Segundo as análises de Gilles Lipovetsky, "Deus morreu, as grandes finalidades extinguem-se, mas toda a gente se está a lixar para isso (...). O vazio do sentido, a derrocada dos ideais não levaram, como se poderia esperar, a mais angústia, a mais absurdo, a mais pessimismo": isto escreveu ele em A era do vazio. Os espíritos mais atentos acham, porém, que é necessário dar antes razão a L. Kolakowski, o filósofo polaco agnóstico, quando afirma que, desde a proclamação da morte de Deus por Nietzsche, nunca mais houve ateus serenos: "Com a segurança da fé desfez-se também a segurança da incredulidade. Ao contrário de um mundo familiar, protegido por uma natureza benéfica e benigna, como era proposto pelo ateísmo iluminista, o mundo sem Deus dos nossos dias é sentido como um caos opressor, eterno. É um mundo privado de todo o sentido, de qualquer orientação, sinal de direcção, estrutura (...). De há cem anos a esta parte, (...) praticamente nunca mais vimos ateus serenos (...). A ausência de Deus tornou-se a ferida sempre aberta do espírito europeu, por maior que tenha sido o esforço feito para esquecê-la, recorrendo a toda a espécie de narcóticos (...)".
Como escreveu o filósofo Eusebi Colomer, recentemente falecido, a própria expressão "morte de Deus" não é unívoca, pois pode ter e tem múltiplos sentidos.
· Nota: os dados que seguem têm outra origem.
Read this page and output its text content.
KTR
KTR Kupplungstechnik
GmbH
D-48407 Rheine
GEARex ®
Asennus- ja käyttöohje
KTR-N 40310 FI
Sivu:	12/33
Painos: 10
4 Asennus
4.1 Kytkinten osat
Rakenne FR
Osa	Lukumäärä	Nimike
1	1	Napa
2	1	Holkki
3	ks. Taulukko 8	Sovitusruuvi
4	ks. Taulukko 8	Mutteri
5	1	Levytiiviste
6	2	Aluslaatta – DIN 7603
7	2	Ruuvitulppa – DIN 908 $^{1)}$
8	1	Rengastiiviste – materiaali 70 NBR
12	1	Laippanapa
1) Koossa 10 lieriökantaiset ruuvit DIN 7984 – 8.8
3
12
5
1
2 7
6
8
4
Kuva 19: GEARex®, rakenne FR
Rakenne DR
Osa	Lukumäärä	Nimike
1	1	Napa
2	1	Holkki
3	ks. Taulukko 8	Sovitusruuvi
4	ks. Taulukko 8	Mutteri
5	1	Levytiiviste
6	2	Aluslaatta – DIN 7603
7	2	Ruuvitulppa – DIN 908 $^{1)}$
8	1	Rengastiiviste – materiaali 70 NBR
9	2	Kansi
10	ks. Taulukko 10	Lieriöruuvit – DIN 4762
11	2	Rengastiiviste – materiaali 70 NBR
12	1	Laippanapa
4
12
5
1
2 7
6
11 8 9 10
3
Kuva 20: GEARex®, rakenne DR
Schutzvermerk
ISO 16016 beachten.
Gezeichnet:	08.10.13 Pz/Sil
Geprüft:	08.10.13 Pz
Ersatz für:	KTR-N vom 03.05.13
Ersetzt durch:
Pode significar que Deus realmente nunca existiu, embora só recentemente tenhamos feito essa descoberta. Pode querer dizer que talvez Deus exista, mas os homens, que outrora se lhe dirigiram pela fé e pela invocação, hoje já não acreditam nele. Talvez queiramos apenas exprimir a experiência de ausência e aparente silêncio de Deus, própria do nosso tempo. Segundo a fé cristã, Deus morreu verdadeiramente no mundo na Sexta-Feira Santa histórica de há dois mil anos, e é talvez ainda em Sexta-Feira Santa que nos encontramos, de tal maneira que clamamos com Jesus do alto da cruz: "Meu Deus, meu Deus, por que é que me abandonaste?" Talvez estejamos apenas a referir-nos à necesssidade de transcender constantemente as nossas ideias acerca de Deus, e, neste sentido, a "morte de Deus" significa a morte dos ídolos fabricados por nós. Afinal, que Deus era esse que morreu? Se o Deus verdadeiro é o Deus sempre maior, que transcende sempre tudo quanto possamos pensar ou afirmar dele, então os deuses enquanto ídolos têm que morrer, para ser possível a fé no Deus verdadeiro...
Neste domínio, a pergunta essencial consiste em saber se é possível ser homem sem colocar honestamente a questão de Deus. É que ser homem é a abertura ao Infinito, e, assim, a questão do homem é a questão de Deus precisamente enquanto questão.